Sense Biodetection Ltd. closed a $65 million series B investment round on a high note with an additional $15 million pouring in from previous investors. The Abingdon, England-based company raised $50 million in a first tranche of the round in April. Koch Disruptive Technologies LLC, a subsidiary of Koch Industries Inc., led both parts of the round.

Aquyre Biosciences Inc., formerly known as Lltech, raised $19,945,534 in a series A2 preferred stock financing round to fund commercialization of its Celtivity system for on-site adequacy assessments of tissue biopsies. Ceros Financial Services acted as placement agent for more than $17.14 million of the funds raised in this round as part of its recently announced commitment to raise $100 million in the next 12 months for investment in early-stage medical technology and medical device companies.

For brain surgeons, the shift is the sticking point. When a surgeon opens the cranium to remove a tumor, the brain moves as much as 1 cm, making much of the pre-operative mapping of the tumor essentially useless. While the bulk of a lesion can be identified by its density, the tendrils blend into the surrounding tissue – and taking excess margins means more brain damage. Designs for Vision Inc.’s bright idea, a headlamp that illuminates a fluorescing tumor with a laser light, makes brain surgery quicker, safer and more accurate.

Patients and investors in Alung Technologies Inc. can breathe a little easier now that the company’s Hemolung respiratory assist system has won a de novo approval from the FDA. The FDA approval comes more than eight years after Hemolung received CE mark and Health Canada approval. Hemolung gained FDA emergency use authorization for patients with COVID-19 in April 2020.

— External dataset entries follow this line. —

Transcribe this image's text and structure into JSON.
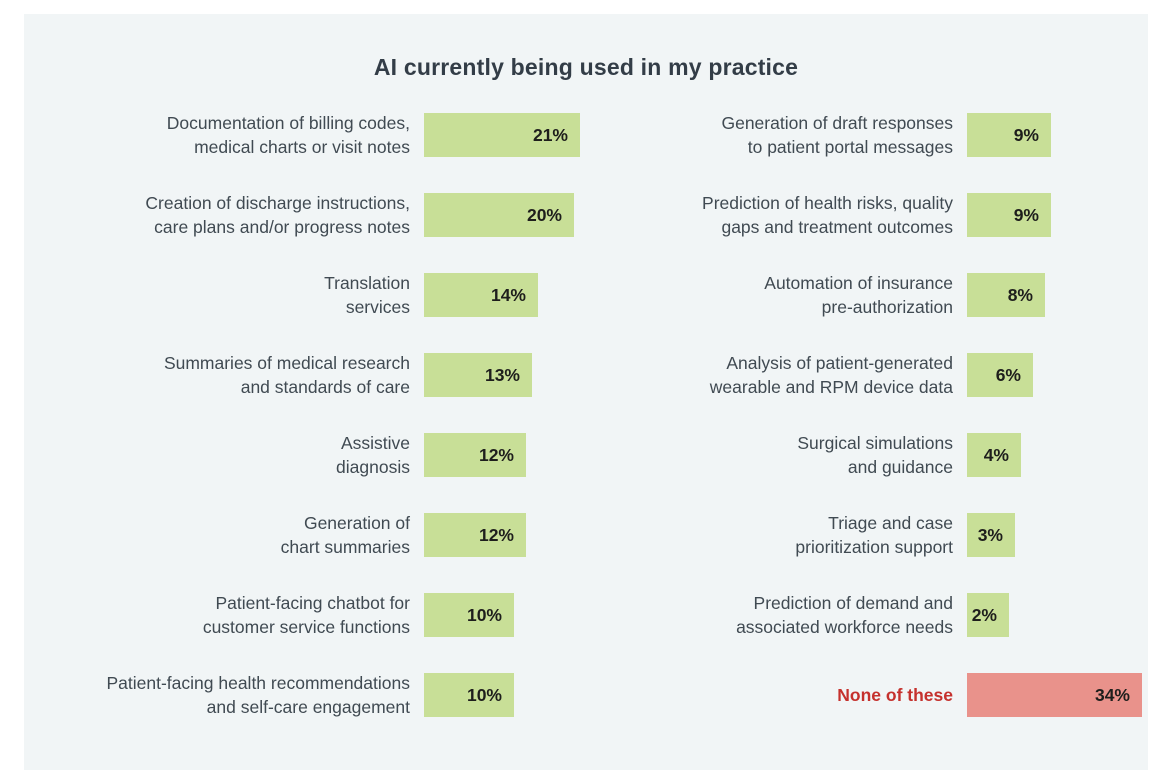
{
  "title": "AI currently being used in my practice",
  "colors": {
    "panel_background": "#f1f5f6",
    "bar_green": "#c8df97",
    "bar_red": "#e9928b",
    "label_text": "#404a52",
    "label_red": "#c5312d",
    "value_text": "#1e1e1c",
    "title_text": "#333d47"
  },
  "chart_data": {
    "type": "bar",
    "orientation": "horizontal",
    "title": "AI currently being used in my practice",
    "unit": "%",
    "value_labels_inside_bars": true,
    "legend": "none",
    "grid": false,
    "columns": [
      {
        "name": "left",
        "items": [
          {
            "label": "Documentation of billing codes,\nmedical charts or visit notes",
            "value": 21,
            "display": "21%",
            "variant": "green"
          },
          {
            "label": "Creation of discharge instructions,\ncare plans and/or progress notes",
            "value": 20,
            "display": "20%",
            "variant": "green"
          },
          {
            "label": "Translation\nservices",
            "value": 14,
            "display": "14%",
            "variant": "green"
          },
          {
            "label": "Summaries of medical research\nand standards of care",
            "value": 13,
            "display": "13%",
            "variant": "green"
          },
          {
            "label": "Assistive\ndiagnosis",
            "value": 12,
            "display": "12%",
            "variant": "green"
          },
          {
            "label": "Generation of\nchart summaries",
            "value": 12,
            "display": "12%",
            "variant": "green"
          },
          {
            "label": "Patient-facing chatbot for\ncustomer service functions",
            "value": 10,
            "display": "10%",
            "variant": "green"
          },
          {
            "label": "Patient-facing health recommendations\nand self-care engagement",
            "value": 10,
            "display": "10%",
            "variant": "green"
          }
        ]
      },
      {
        "name": "right",
        "items": [
          {
            "label": "Generation of draft responses\nto patient portal messages",
            "value": 9,
            "display": "9%",
            "variant": "green"
          },
          {
            "label": "Prediction of health risks, quality\ngaps and treatment outcomes",
            "value": 9,
            "display": "9%",
            "variant": "green"
          },
          {
            "label": "Automation of insurance\npre-authorization",
            "value": 8,
            "display": "8%",
            "variant": "green"
          },
          {
            "label": "Analysis of patient-generated\nwearable and RPM device data",
            "value": 6,
            "display": "6%",
            "variant": "green"
          },
          {
            "label": "Surgical simulations\nand guidance",
            "value": 4,
            "display": "4%",
            "variant": "green"
          },
          {
            "label": "Triage and case\nprioritization support",
            "value": 3,
            "display": "3%",
            "variant": "green"
          },
          {
            "label": "Prediction of demand and\nassociated workforce needs",
            "value": 2,
            "display": "2%",
            "variant": "green"
          },
          {
            "label": "None of these",
            "value": 34,
            "display": "34%",
            "variant": "red"
          }
        ]
      }
    ]
  }
}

The FDA categorized the recall of more than 2.2 million Ellume Pty Ltd. COVID-19 Home Tests that began Oct. 5 as a class I recall, “the most serious type of recall.” While the agency has received significant criticism lately about ambiguity in recalls that often leaves consumers uncertain about their seriousness, the FDA eliminated all doubt on this one saying, “use of these tests may cause serious adverse health consequences or death.” The FDA said it received 35 reports of false positives associated with the antigen test. No deaths have been reported.

Johnson & Johnson (J&J) will spin off its consumer health division as a stand-alone public company, leaving J&J to focus on its pharmaceutical and medical device businesses.

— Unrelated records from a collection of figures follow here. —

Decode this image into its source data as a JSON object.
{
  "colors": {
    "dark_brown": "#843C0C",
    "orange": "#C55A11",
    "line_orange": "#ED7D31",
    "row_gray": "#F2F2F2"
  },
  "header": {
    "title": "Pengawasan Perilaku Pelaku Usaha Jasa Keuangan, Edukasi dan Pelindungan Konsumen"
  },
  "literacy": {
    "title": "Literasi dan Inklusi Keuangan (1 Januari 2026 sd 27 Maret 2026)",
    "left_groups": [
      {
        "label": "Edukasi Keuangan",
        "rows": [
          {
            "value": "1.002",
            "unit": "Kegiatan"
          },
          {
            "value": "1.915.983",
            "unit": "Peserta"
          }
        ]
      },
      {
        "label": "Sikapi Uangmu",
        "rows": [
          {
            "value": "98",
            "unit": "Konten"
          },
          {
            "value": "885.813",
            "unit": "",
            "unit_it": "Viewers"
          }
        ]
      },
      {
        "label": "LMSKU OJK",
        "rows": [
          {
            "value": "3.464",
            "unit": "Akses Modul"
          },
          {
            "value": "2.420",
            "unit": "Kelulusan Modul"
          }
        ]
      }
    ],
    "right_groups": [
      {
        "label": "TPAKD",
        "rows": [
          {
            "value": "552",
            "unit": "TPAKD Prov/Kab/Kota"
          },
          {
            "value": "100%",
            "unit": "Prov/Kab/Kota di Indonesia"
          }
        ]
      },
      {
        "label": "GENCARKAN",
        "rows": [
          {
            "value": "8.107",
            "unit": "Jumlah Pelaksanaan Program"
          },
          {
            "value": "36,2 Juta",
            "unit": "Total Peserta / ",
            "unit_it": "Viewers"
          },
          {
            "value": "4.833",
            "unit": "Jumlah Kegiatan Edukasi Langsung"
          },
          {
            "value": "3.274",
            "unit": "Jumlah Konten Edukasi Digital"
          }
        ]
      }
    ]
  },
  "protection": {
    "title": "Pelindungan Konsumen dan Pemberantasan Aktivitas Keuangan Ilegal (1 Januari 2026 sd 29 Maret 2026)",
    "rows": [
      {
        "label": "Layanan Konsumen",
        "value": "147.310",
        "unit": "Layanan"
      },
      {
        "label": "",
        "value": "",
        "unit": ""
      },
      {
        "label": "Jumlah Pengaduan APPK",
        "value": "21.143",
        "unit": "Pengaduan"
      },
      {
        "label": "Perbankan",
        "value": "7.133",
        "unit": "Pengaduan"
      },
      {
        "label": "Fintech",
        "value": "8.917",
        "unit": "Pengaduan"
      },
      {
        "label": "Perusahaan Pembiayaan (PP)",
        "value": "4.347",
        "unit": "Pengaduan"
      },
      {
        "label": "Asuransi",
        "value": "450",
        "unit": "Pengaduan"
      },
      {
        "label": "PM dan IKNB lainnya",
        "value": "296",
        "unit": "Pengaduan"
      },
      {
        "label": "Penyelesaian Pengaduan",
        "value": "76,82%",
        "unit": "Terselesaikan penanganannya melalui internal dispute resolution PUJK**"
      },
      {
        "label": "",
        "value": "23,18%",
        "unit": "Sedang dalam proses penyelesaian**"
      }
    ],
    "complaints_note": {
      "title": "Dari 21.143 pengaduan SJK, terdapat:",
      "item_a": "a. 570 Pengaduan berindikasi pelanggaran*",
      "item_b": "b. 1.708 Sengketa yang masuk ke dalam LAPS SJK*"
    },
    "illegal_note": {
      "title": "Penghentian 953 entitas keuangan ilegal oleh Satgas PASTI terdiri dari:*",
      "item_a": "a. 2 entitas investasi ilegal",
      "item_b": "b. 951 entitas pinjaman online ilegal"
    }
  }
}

General Electric Co. reported that it was dividing the company into three “well capitalized investment-grade companies with seasoned leadership teams.” The division of the huge conglomerate will start with the tax-free spin-off of GE Healthcare Ltd. in early 2023 and the renewable energy and power business in 2024 leaving the legacy GE as an aviation-focused enterprise. The company will take a one-time hit of $2 billion in connection with the split up.

Color Health Inc. followed its rainbow to another pot of gold, collecting $100 million in a series E financing round led by Kindred Ventures and funds advised by T. Rowe Price Associates Inc. Returning funding round participants also included General Catalyst, the company’s long-time lead investor, Viking Global Investors and Emerson Collective. With the latest cash infusion, the company’s total funds raised to date reached $378 million and its valuation of $4.6 billion propelled it into the top dozen health care unicorns. Founded in 2017 as Color Genomics, the Burlingame, Calif.-based company has raised more than two-thirds of its total funding this year with today’s series E following the close of a $167 million series D round in January.

Two studies presented at the 33rd Transcatheter Cardiovascular Therapeutics (TCT) conference directly compared Boston Scientific Corp.’s Watchman 2.5 and Watchman Flx to Abbott Laboratories’ Amplatzer Amulet device. Both showed Amulet had less than half as many leaks, but the clinical impact of the lower rate remained unclear.